We know what that little book is, and it becomes clearer as we read on. We know what it represents.
Sometimes a preacher will say, ‘The thing I love doing most is preaching. I love to preach the word.’ I don’t understand that, I can’t identify with that. How can we say, ‘I love preaching the word; it is wonderful. It gives me such a feeling. It’s so enjoyable’, when the Scripture says, ‘It shall make thy belly bitter, but it shall be in thy mouth sweet as honey’? That’s a better of saying it. Of course it is wonderful to speak of Christ and his kindness and his power and conversion, if only we repent and believe in him and Calvary, and yield our lives to him. But it is also bitter to the stomach, because every time you speak of Christ you see people who are perishing, people who are dying eternally, people who are just lost in condemnation and sin. Some of them outwardly are nice people, but inwardly, and before God they are under condemnation. So because you see that, as a preacher you work at it. When Sunday approaches – the weekend, Saturday, Sunday – you have to preach an evangelistic message. It requires all your concentration and your thought. It has to have something in it for the people of God. It has to be in some way compelling and interesting. It can’t be exactly the same words every week, and yet it’s got to have exactly the same gospel in it. This is work; it isn’t easy. I am going to preach it, and after I have preached it, I am going have a post-mortem. Why didn’t I mention this, and this, and the other? Why did I go so over time, so that the people would switch off? It’s the Holy Spirit’s work – of course it is – but it’s also as if you’ve got to cut the chains off the prisoners, and operate the tools that set them free. It is work, and it is prayer, and it is concern and anxiety, even though there are elements of that message that are so sweet to the taste.
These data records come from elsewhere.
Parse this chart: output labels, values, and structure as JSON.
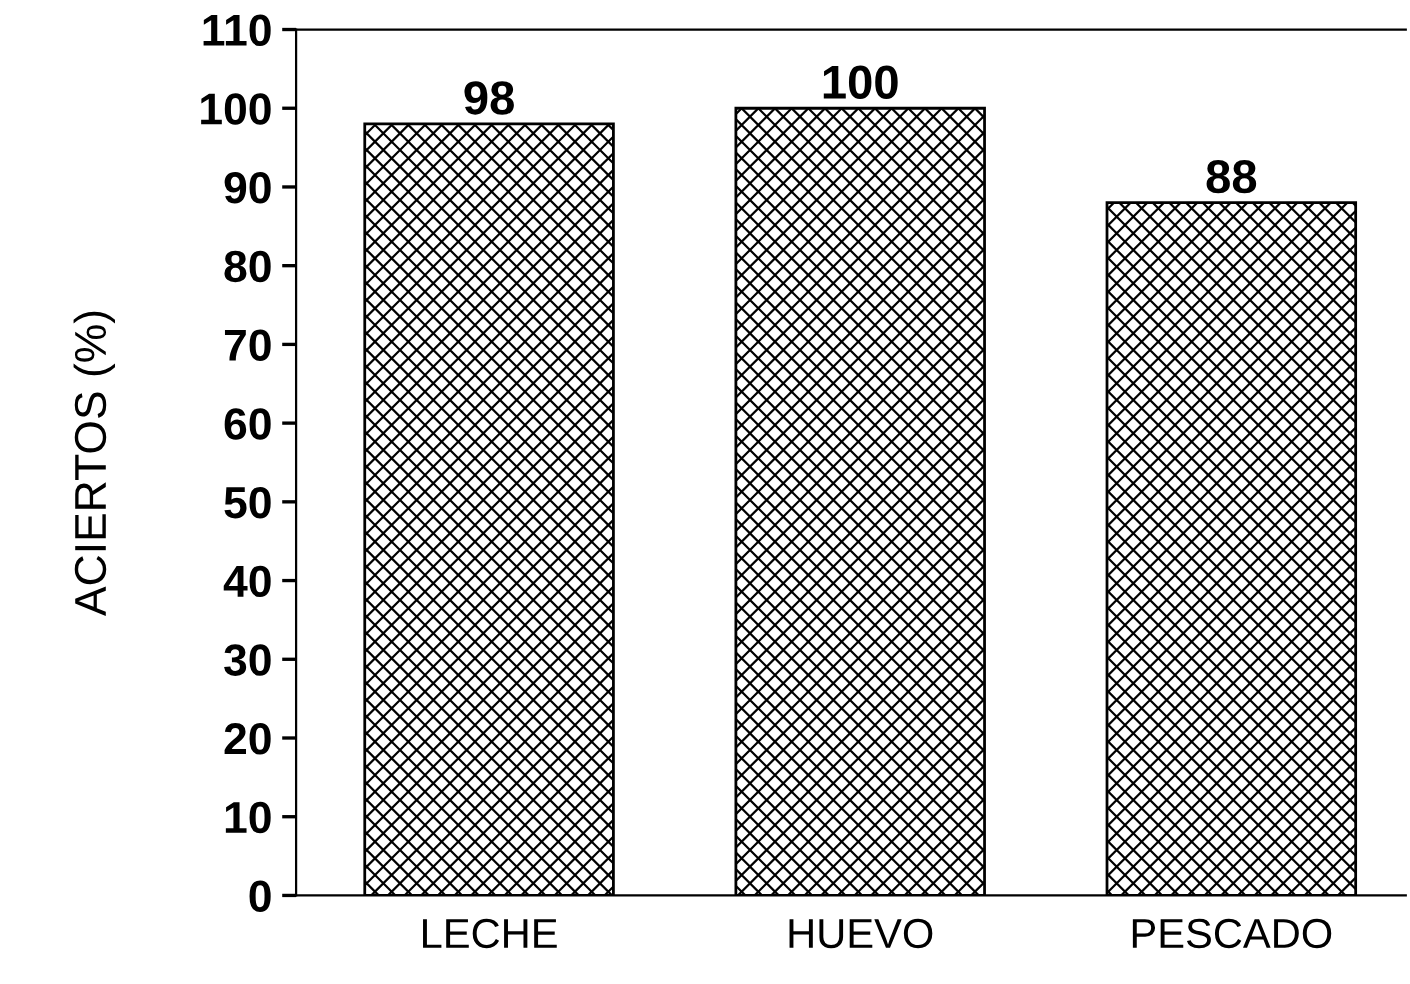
{
  "chart_data": {
    "type": "bar",
    "ylabel": "ACIERTOS (%)",
    "categories": [
      "LECHE",
      "HUEVO",
      "PESCADO"
    ],
    "values": [
      98,
      100,
      88
    ],
    "color": "#000000",
    "ylim": [
      0,
      110
    ],
    "yticks": [
      0,
      10,
      20,
      30,
      40,
      50,
      60,
      70,
      80,
      90,
      100,
      110
    ],
    "data_labels": true,
    "grid": false,
    "legend": false
  }
}
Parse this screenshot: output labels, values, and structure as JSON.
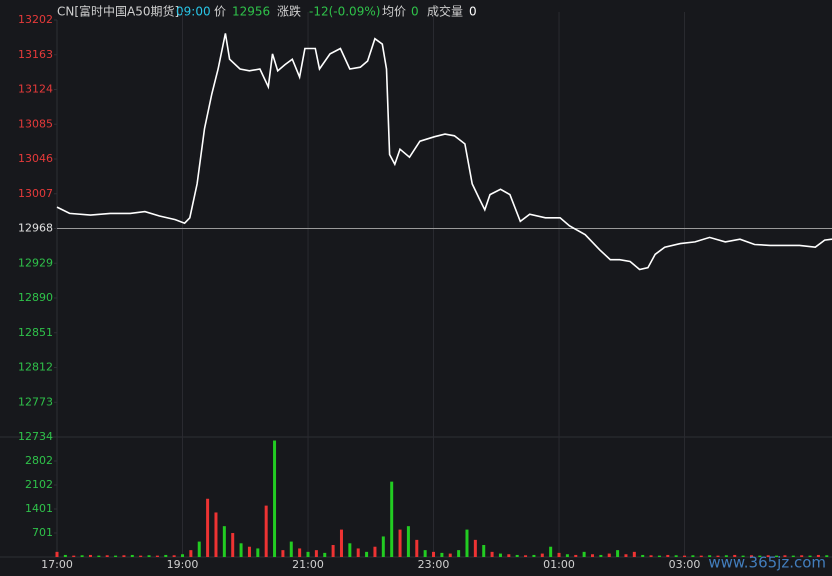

The Scriptures are an open book. It is true that the minds of those who are perishing are blinded and therefore they are prevented from understanding it. But the god of this world has done this; it has nothing to do with the Scriptures themselves. The Scriptures are an open revelation. We speak of the perspicuity of Scripture. It is not a book given in code that is impossible to understand, having some key which we lack. If we do not understand it, it is because of the darkness of our minds which hides its message from us. It is our love of sin and wilful refusal to do what Scripture commands. All that we need to understand it has already been given to us, apart from a mind enlightened by the Spirit. But we are responsible for the darkness of our minds, for we love that darkness and will not come into the light.